- Born: Santa Monica, California
- Known for: street art, muralism, collaborations
- Movement: street art, murals
- Website: www.christinaangelina.com

= Christina Angelina =

American painter

Christina Angelina also known as "Starfighter," is a Venice, Los Angeles-based visual artist, photographer and gallerist. Angelina is internationally renowned for her public art and large-scale figurative murals and was a featured artist in the Google Art Project's Street Art Collection launched in 2016. In 2016 Angelina was highlighted as among the most innovative artists to watch in Sleek Magazine. Angelina finished "Whitney Peak," a mural commissioned by the Whitney Peak Hotel in downtown Reno, Nevada.

==Early life==
(Born in Santa Monica California but raised in Venice.) Angelina was surrounded by performers on the boardwalk, caricaturists creating sketches and muralists painting on walls in alleyways. Inspired by the creativity of the community, she began painting when she was a teenager, selling prints to friends and local art collectors. Angelina received a Bachelor of Fine Arts in art from UCLA in addition to studying animation at NYU's Tisch School of the Arts and photography at the Art Center College of Design. After graduating college, Angelina worked in a variety of media including drawing, painting and graphic design before homing in on street art and adopting the public persona "Starfighter".

==Murals==

Deciding to be unconstrained by the rules and spatial limits of gallery, Angelina typically paints her figurative portraits on large-scale outdoor walls. The artist is known for her detailed, realistic murals that often depict female figures and explore the duality between strength and vulnerability and the power associated with both. In line with the site specific nature of street art, Angelina paints in settings and for communities that inspire her. In an effort to give back to these communities, Angelina conducts public lectures to discuss her work and the importance of establishing local connections.

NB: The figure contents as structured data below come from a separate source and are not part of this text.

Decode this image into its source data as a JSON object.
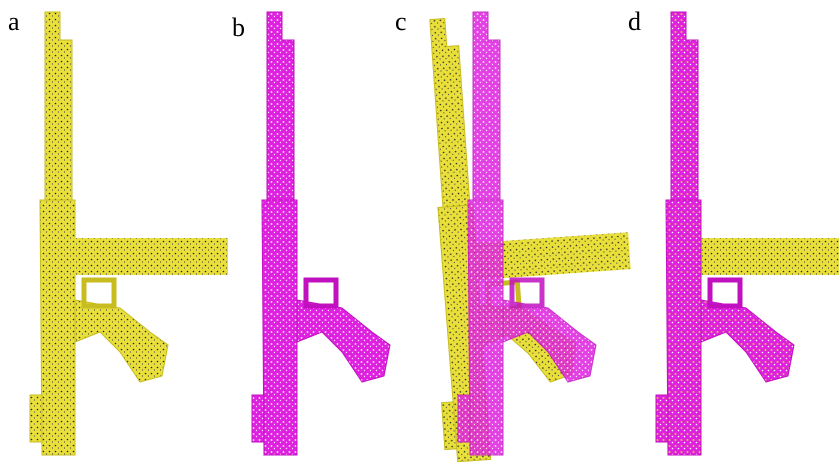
{
  "panels": {
    "labels": [
      "a",
      "b",
      "c",
      "d"
    ]
  }
}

Her murals are on walls throughout Los Angeles, ranging from neighborhoods such as South Central to Venice to the Downtown Arts District. Outside of Los Angeles, Angelina's work can be seen in cities that include: Berlin, Miami, Reno, New York City, Belfast and São Paulo.

In addition to urban cities, Angelina is inspired by abandoned locations that she can enliven with her work. For example, the artist collaborated with fellow muralist Ease One on an installation entitled "The Tank," located in an obscure desert setting called Slab City on the southern edge of the Salton Sea.

=== Collaborations ===
Angelina has collaborated with several muralists, street artists and graffiti writers including: Ease One, SEK, Hueman, Kevin Ledo, Spencer "Mar" Guilbert, Ana Marietta, and Fanakapan. She has also done some work on the project Branded Arts, working on enhancing working spaces.

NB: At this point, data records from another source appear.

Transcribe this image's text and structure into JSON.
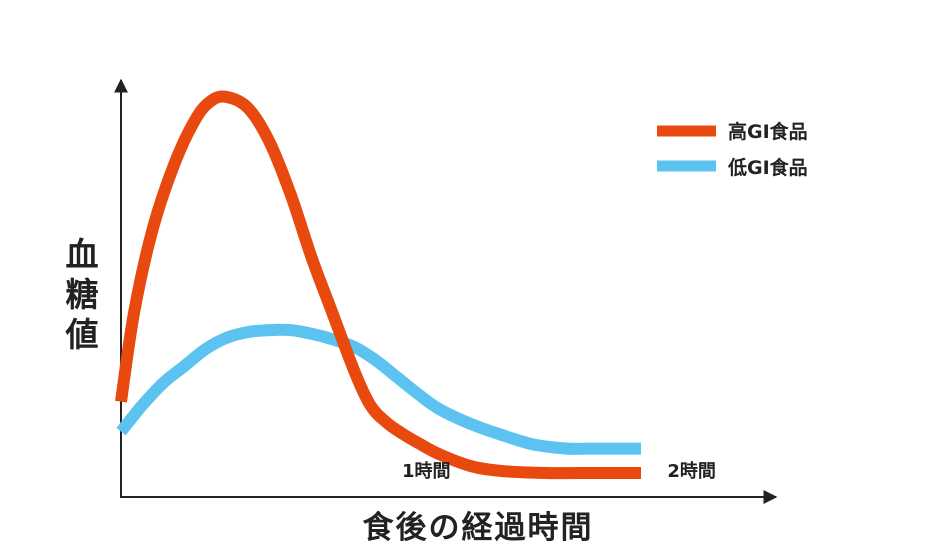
{
  "chart_data": {
    "type": "line",
    "ylabel": [
      "血",
      "糖",
      "値"
    ],
    "xlabel": "食後の経過時間",
    "xlim": [
      0,
      2.42
    ],
    "ylim": [
      0,
      1
    ],
    "x_ticks": [
      {
        "value": 1.0,
        "label": "1時間"
      },
      {
        "value": 2.0,
        "label": "2時間"
      }
    ],
    "grid": false,
    "legend_position": "top-right",
    "series": [
      {
        "name": "高GI食品",
        "color": "#E8490F",
        "x": [
          0,
          0.05,
          0.12,
          0.2,
          0.28,
          0.34,
          0.4,
          0.48,
          0.56,
          0.64,
          0.72,
          0.8,
          0.88,
          0.94,
          1.0,
          1.06,
          1.12,
          1.2,
          1.32,
          1.44,
          1.6,
          1.72,
          1.84,
          1.96
        ],
        "y": [
          0.19,
          0.43,
          0.65,
          0.82,
          0.94,
          0.99,
          1.0,
          0.97,
          0.88,
          0.74,
          0.57,
          0.42,
          0.27,
          0.18,
          0.135,
          0.105,
          0.08,
          0.05,
          0.018,
          0.005,
          0.0,
          0.0,
          0.0,
          0.0
        ]
      },
      {
        "name": "低GI食品",
        "color": "#5CC3F0",
        "x": [
          0,
          0.08,
          0.16,
          0.24,
          0.32,
          0.4,
          0.48,
          0.56,
          0.64,
          0.72,
          0.8,
          0.88,
          0.96,
          1.04,
          1.12,
          1.2,
          1.32,
          1.44,
          1.56,
          1.68,
          1.76,
          1.84,
          1.92,
          1.96
        ],
        "y": [
          0.11,
          0.18,
          0.24,
          0.285,
          0.33,
          0.36,
          0.375,
          0.38,
          0.38,
          0.37,
          0.355,
          0.335,
          0.3,
          0.255,
          0.21,
          0.17,
          0.13,
          0.1,
          0.075,
          0.065,
          0.065,
          0.065,
          0.065,
          0.065
        ]
      }
    ]
  }
}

=== Commercial installations ===
Angelina has received mural commissions from companies such as Nike, Nylon Magazine, Heineken and Microsoft, and did a live painting installation for the musician Kaskade to promote his album Fire & Ice. In 2012, Angelina completed several paintings and window dressings exclusively for Christian Louboutin at Neiman Marcus in Beverly Hills, which have since become part of the department store's permanent collection. Also in 2012, she designed the cover art for Rodrigo y Gabriela's album Area 52 and appeared in the music video "Eyes Like Pearls" by Van Hunt from the album What Were You Hoping For?.

=== Burning Man ===
The Burning Man annual gathering at Black Rock City, Nevada has played a significant role in Angelina's career and was where she got the name "Starfighter:" initially a reference to her outfit but also a commentary on her role as a strong female within the predominantly male-driven art world. Apart from being a Burning Man participant for over 14 years, Angelina has created large installations at the gathering starting in 2004.

=== Whitney Peak Mural ===
The Whitney Peak mural was completed in June 2015. It was commissioned by the Whitney Peak Hotel for display on the side of the hotel, and features a hooded woman modeled by with long dark hair, modeled by MaeMae Renfrow. The Whitney Peak mural was completed during the inaugural Sculpture Fest in Reno. Being in the center of the city and across from the Reno Arch, the mural is also known as the "Face of Reno." Standing at 80'x35', the mural took three days to install, and the installation process endured 30 mph winds. The commissioned work was done entirely in blue and silver spray paint, and is also Angelina's tallest solo work.